Eğitim-Bir-Sen 2021-2022 eğitim ve öğretim yılının başlaması vesilesi ile bir açıklama yaptı.
Şube başkanı Mehmet Ergin tarafından yapılan açıklamada, eğitimin niteliği ve verimliliği için eğitim çalışanlarının sorunlarının çözülmesi gerekliliği vurgulanırken, geçmiş kayıpların telafi edilebilmesi için okulların açık tutulması önemli bir karar olarak belirtildi.
Eğitim-Bir-Sen sendikası tarafından yapılan açıklamamın tam metni ise şöyle:
Eğitim çalışanlarına aşı ve PCR testi dayatılmamalıdır
Okulların açılmasının salgınla mücadele sürecinde başarılı olunmasına, salgınla mücadelenin ise aşılama, mesafe kuralları, sosyal izolasyon, maske vb. tedbirlerin toplum ve fertler nezdinde yerine getirilmesine bağlı olduğuna şüphe yoktur. Ancak salgınla mücadele sürecindeki diğer bütün faktörlerin göz ardı edilerek okulların açılmasının, eğitim çalışanlarının aşılanmasına veya PCR testi zorunluluğuna indirgenmesinin kabulü mümkün değildir.
Öğretmenlik Meslek Kanunu için artık somut adımlar atılmalıdır
Resmî veya özel öğretim kurumu ayrımı yapmaksızın bütün öğretmenleri kapsayacak, öğretmenlik mesleğinin bütün boyutlarını ele alacak Öğretmenlik Meslek Kanunu konusunda ortaya konan irade, somut bir netice doğurmamıştır. Oysa öğretmenlik mesleğinin bütün veçhelerini kapsayan sistematik bir düzenleme olmaksızın, çok parçalı yapı altında mesleğin statüsünün artırılarak niteliklerinin geliştirilmesinin sağlanmasının mümkün olmadığı, meslek mensuplarının mesleği ifa süreçlerinin sürdürülebilir olmadığı görülmektedir.
Sözleşmeli istihdam son bulmalıdır
Sözleşmeli öğretmenliğin günümüzde başlı başına bir mağduriyet kaynağına dönüşmüş olduğu artık alenen ortaya çıkmış durumdadır. Sözleşmeli öğretmenlerin yer değişikliği hakları konusunda somut
bazı adımlar atılmış olsa da bunun statü ve özlük hakları farklılığını ortadan kaldırmadığı, soruna nihai çözüm getirmediği ortadadır. Sorunun nihai çözümü, eğitim-öğretim hizmetlerinin kadrolu öğretmenler eliyle gerçekleştirilmesi gerekliliğinin kabulüyle bütün sözleşmeli öğretmenlerin kadroya geçirilmesidir.
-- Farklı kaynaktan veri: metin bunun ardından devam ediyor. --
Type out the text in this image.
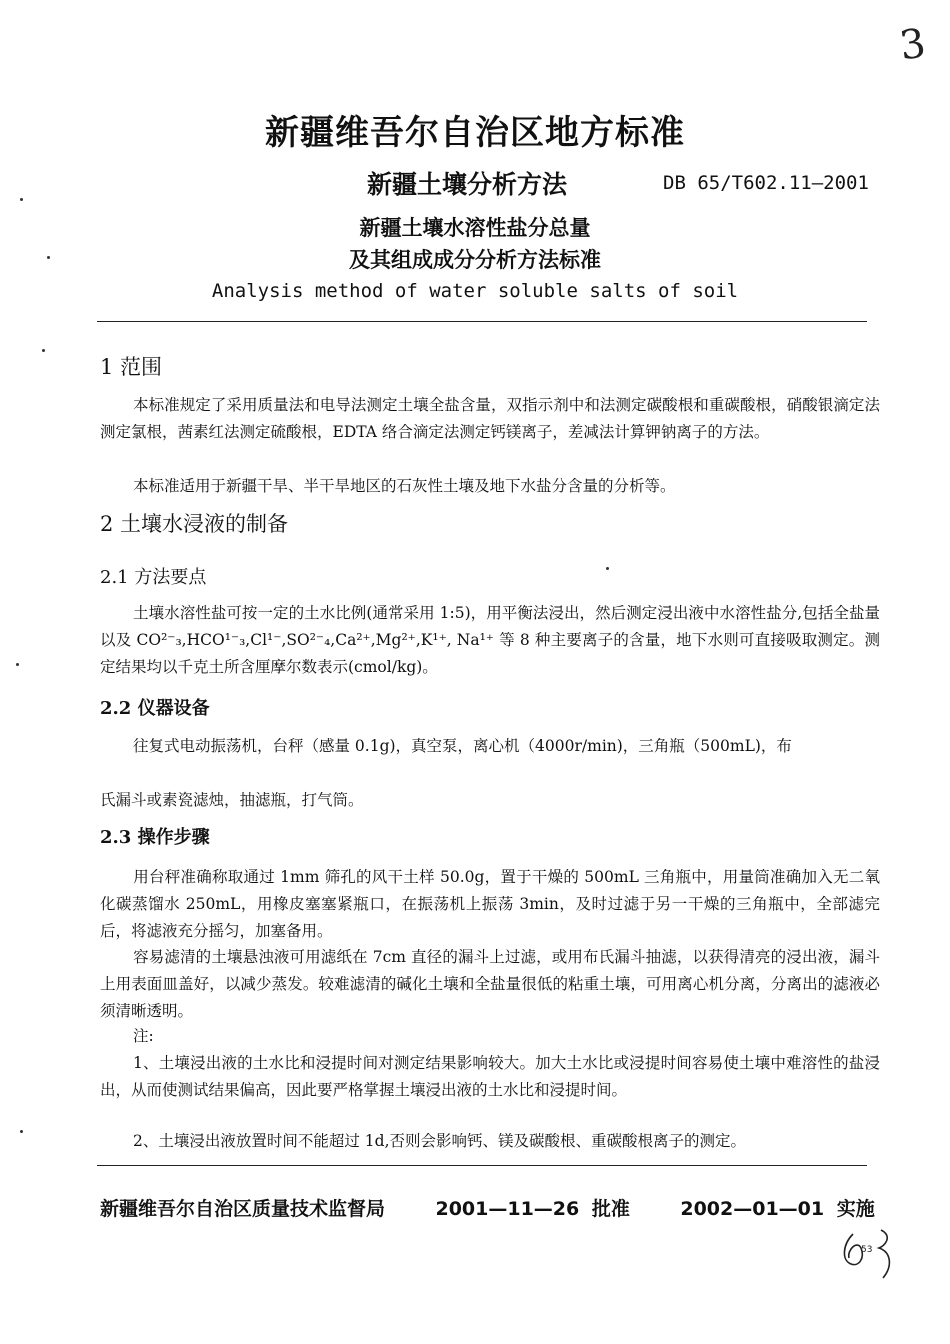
3
新疆维吾尔自治区地方标准
新疆土壤分析方法	DB 65/T602.11—2001
新疆土壤水溶性盐分总量
及其组成成分分析方法标准
Analysis method of water soluble salts of soil
1 范围
本标准规定了采用质量法和电导法测定土壤全盐含量，双指示剂中和法测定碳酸根和重碳酸根，硝酸银滴定法测定氯根，茜素红法测定硫酸根，EDTA 络合滴定法测定钙镁离子，差减法计算钾钠离子的方法。
本标准适用于新疆干旱、半干旱地区的石灰性土壤及地下水盐分含量的分析等。
2 土壤水浸液的制备
2.1 方法要点
土壤水溶性盐可按一定的土水比例(通常采用 1:5)，用平衡法浸出，然后测定浸出液中水溶性盐分,包括全盐量以及 CO²⁻₃,HCO¹⁻₃,Cl¹⁻,SO²⁻₄,Ca²⁺,Mg²⁺,K¹⁺, Na¹⁺ 等 8 种主要离子的含量，地下水则可直接吸取测定。测定结果均以千克土所含厘摩尔数表示(cmol/kg)。
2.2 仪器设备
往复式电动振荡机，台秤（感量 0.1g)，真空泵，离心机（4000r/min)，三角瓶（500mL)，布
氏漏斗或素瓷滤烛，抽滤瓶，打气筒。
2.3 操作步骤
用台秤准确称取通过 1mm 筛孔的风干土样 50.0g，置于干燥的 500mL 三角瓶中，用量筒准确加入无二氧化碳蒸馏水 250mL，用橡皮塞塞紧瓶口，在振荡机上振荡 3min，及时过滤于另一干燥的三角瓶中，全部滤完后，将滤液充分摇匀，加塞备用。
容易滤清的土壤悬浊液可用滤纸在 7cm 直径的漏斗上过滤，或用布氏漏斗抽滤，以获得清亮的浸出液，漏斗上用表面皿盖好，以减少蒸发。较难滤清的碱化土壤和全盐量很低的粘重土壤，可用离心机分离，分离出的滤液必须清晰透明。
注:
1、土壤浸出液的土水比和浸提时间对测定结果影响较大。加大土水比或浸提时间容易使土壤中难溶性的盐浸出，从而使测试结果偏高，因此要严格掌握土壤浸出液的土水比和浸提时间。
2、土壤浸出液放置时间不能超过 1d,否则会影响钙、镁及碳酸根、重碳酸根离子的测定。
新疆维吾尔自治区质量技术监督局	2001—11—26 批准	2002—01—01 实施
53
Memur, hizmetli ve diğer çalışanların mali ve sosyal hakları iyileştirilmelidir
Millî Eğitim Bakanlığı kadrolarında Genel İdare Hizmetleri Sınıfı, Teknik Hizmetler Sınıfı, Yardımcı Hizmetler Sınıfı ve diğer hizmet sınıflarında çalışanların da eğitim öğretim hizmetinin aksamadan en etkin şekilde yürütülmesi için emek sarf ettiği gerçeği unutulmamalıdır.
Okulların ödenek ihtiyacı karşılanmalı, okul esaslı bütçeleme uygulaması getirilmelidir
İlköğretim kurumlarının Bakanlık’tan ya da mahalli idarelerden doğrudan ödenek alamamaları; okul yönetimlerini kamu kaynakları ve bu kaynakları harekete geçirme mekanizmalarının yetersiz kalmasıyla karşı karşıya getirmektedir. Buna ilaveten okul yönetimlerinin bir yandan okullara bağış konusunda sürekli olarak kamuoyu ve idare baskısı altında ve soruşturma tehdidi karşısında bırakılması, diğer yandan zorunlu cari harcamalar için kaynak bulma yükümlülüğüne sokulması, hem eğitim-öğretime zarar verip bu sorunu okullar arası başarı farklılığının bir unsuru hâline dönüştürmekte hem okul yöneticilerine yönelik hukuksuz, haksız ve adaletsiz uygulamalara ve mağduriyetlere kapı aralamakta hem de yönetici/öğretmen ile öğrenci velilerini karşı karşıya getirerek okul iklimini ve okul-veli iş birliğini zehirlemektedir.
Yorumlar kapalı.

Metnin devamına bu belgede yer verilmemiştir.